Van-Mulder Sheet Metal revitalizes historic Hallidie Building
Hallidie Building, San Francisco
Architect: McGinnis Chen Associates
Contractor: Van-Mulder Sheet Metal Inc., Hayward, Calif.
When the innovative Hallidie Building of San Francisco needed restoration, the building’s owners called upon SMACNA contractor Van-Mulder Sheet Metal Inc. of Hayward, Calif., to restore it to its original glory.
Designed by architect Willis Polk and opened in 1918, the building’s revolutionary glass-curtain wall façade was one of the first in the United States. It became the progenitor of the modern glass-paned skyscrapers of today.
But by the turn of the 21st century, the building envelope, along with its Gothic ornamental elements, had badly deteriorated. Its blue paint and gold gilding had faded to a dull gray. Years of wear and tear and rain and water damage had corroded the seven-story building’s window housings and the structure was deemed unsafe.

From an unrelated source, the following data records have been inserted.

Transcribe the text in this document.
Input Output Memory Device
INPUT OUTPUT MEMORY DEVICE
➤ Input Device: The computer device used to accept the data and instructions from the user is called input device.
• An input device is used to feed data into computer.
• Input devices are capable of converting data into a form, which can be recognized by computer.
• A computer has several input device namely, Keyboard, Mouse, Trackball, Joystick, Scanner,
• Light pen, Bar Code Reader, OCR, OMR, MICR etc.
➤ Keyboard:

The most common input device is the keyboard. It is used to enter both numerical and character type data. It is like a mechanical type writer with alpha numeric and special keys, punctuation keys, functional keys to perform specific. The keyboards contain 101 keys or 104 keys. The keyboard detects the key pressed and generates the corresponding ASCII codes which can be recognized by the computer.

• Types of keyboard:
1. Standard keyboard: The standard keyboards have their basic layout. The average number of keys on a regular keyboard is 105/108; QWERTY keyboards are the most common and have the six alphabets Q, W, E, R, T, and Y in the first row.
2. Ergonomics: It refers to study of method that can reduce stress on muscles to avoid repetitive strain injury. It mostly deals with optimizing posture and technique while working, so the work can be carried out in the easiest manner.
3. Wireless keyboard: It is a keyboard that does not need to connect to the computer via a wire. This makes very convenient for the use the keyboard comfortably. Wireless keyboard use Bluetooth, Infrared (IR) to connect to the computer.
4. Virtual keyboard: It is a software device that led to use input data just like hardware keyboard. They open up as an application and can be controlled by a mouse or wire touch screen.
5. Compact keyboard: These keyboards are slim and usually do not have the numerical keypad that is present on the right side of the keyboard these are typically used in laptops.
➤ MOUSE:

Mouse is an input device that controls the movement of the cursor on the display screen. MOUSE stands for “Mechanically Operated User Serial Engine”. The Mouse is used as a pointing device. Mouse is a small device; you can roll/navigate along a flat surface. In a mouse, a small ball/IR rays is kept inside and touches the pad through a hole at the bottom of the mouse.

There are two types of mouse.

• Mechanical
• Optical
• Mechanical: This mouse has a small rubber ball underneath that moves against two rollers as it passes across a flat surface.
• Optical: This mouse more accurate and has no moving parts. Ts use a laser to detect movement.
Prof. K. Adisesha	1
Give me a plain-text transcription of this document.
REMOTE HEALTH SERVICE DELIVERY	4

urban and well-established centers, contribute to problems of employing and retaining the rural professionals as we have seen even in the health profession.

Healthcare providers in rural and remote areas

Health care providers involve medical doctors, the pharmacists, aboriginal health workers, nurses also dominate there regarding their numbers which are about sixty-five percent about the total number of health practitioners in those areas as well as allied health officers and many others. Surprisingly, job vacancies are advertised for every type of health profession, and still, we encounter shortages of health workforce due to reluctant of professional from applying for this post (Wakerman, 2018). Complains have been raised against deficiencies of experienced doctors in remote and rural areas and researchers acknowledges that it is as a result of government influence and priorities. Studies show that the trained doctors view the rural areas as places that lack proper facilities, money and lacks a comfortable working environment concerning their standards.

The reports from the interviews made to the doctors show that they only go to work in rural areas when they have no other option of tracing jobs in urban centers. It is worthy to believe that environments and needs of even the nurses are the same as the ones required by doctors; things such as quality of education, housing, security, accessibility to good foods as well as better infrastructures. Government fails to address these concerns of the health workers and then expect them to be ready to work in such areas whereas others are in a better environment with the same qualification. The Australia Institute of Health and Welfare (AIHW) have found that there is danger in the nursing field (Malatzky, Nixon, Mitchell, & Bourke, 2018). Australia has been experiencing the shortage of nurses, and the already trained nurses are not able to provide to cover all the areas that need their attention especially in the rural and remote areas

During the building’s two-year restoration, Van-Mulder Sheet Metal repaired and strengthened the sheet metal components for the building’s ornamental balconies and wealth of architectural features. Van-Mulder carefully repaired and restored hundreds of cornice elements, dental blocks, pendant boxes, panel boxes, spires, arches, and frieze panels.
The existing cornice work had severely deteriorated and the city required that the restoration use as much of the original material as possible. Van-Mulder Sheet Metal restored the components used historically similar crimped galvanized steel along with zinc and lead for patching complex ornaments. Some of the metalwork was also strengthened using fiberglass.
The project required detailed recordkeeping, including identifying the specific location and condition of each of the numerous cornice elements. All cornice parts were removed from the building, catalogued, repaired or replicated, and then replaced.
Where restoration was not possible, Van-Mulder replicated the elements to exactly match the original. The project required removal, repair and reinstallation of about 735 sheet metal and railing components.
The company even built a custom wood-turning lathe to turn the compound radius zinc cornice.
Considerable shop labor was required to fabricate the amazing number of architectural elements. They spent 8,500 man hours on the project.
Set in San Francisco’s Financial District, the building was constructed as an investment for the University of California at Berkeley. Its decorative metal was painted the school’s colors of blue and gold. The building was named in honor of San Francisco cable car pioneer Andrew Smith Hallidie, who also sat on the university’s Board.
Currently the office building houses the San Francisco chapters of the American Institute of Architects, AIGA (American Institute of Graphic Arts), the Center for Architecture and Design, and the Northern California Chapter of the U.S. Green Building Council.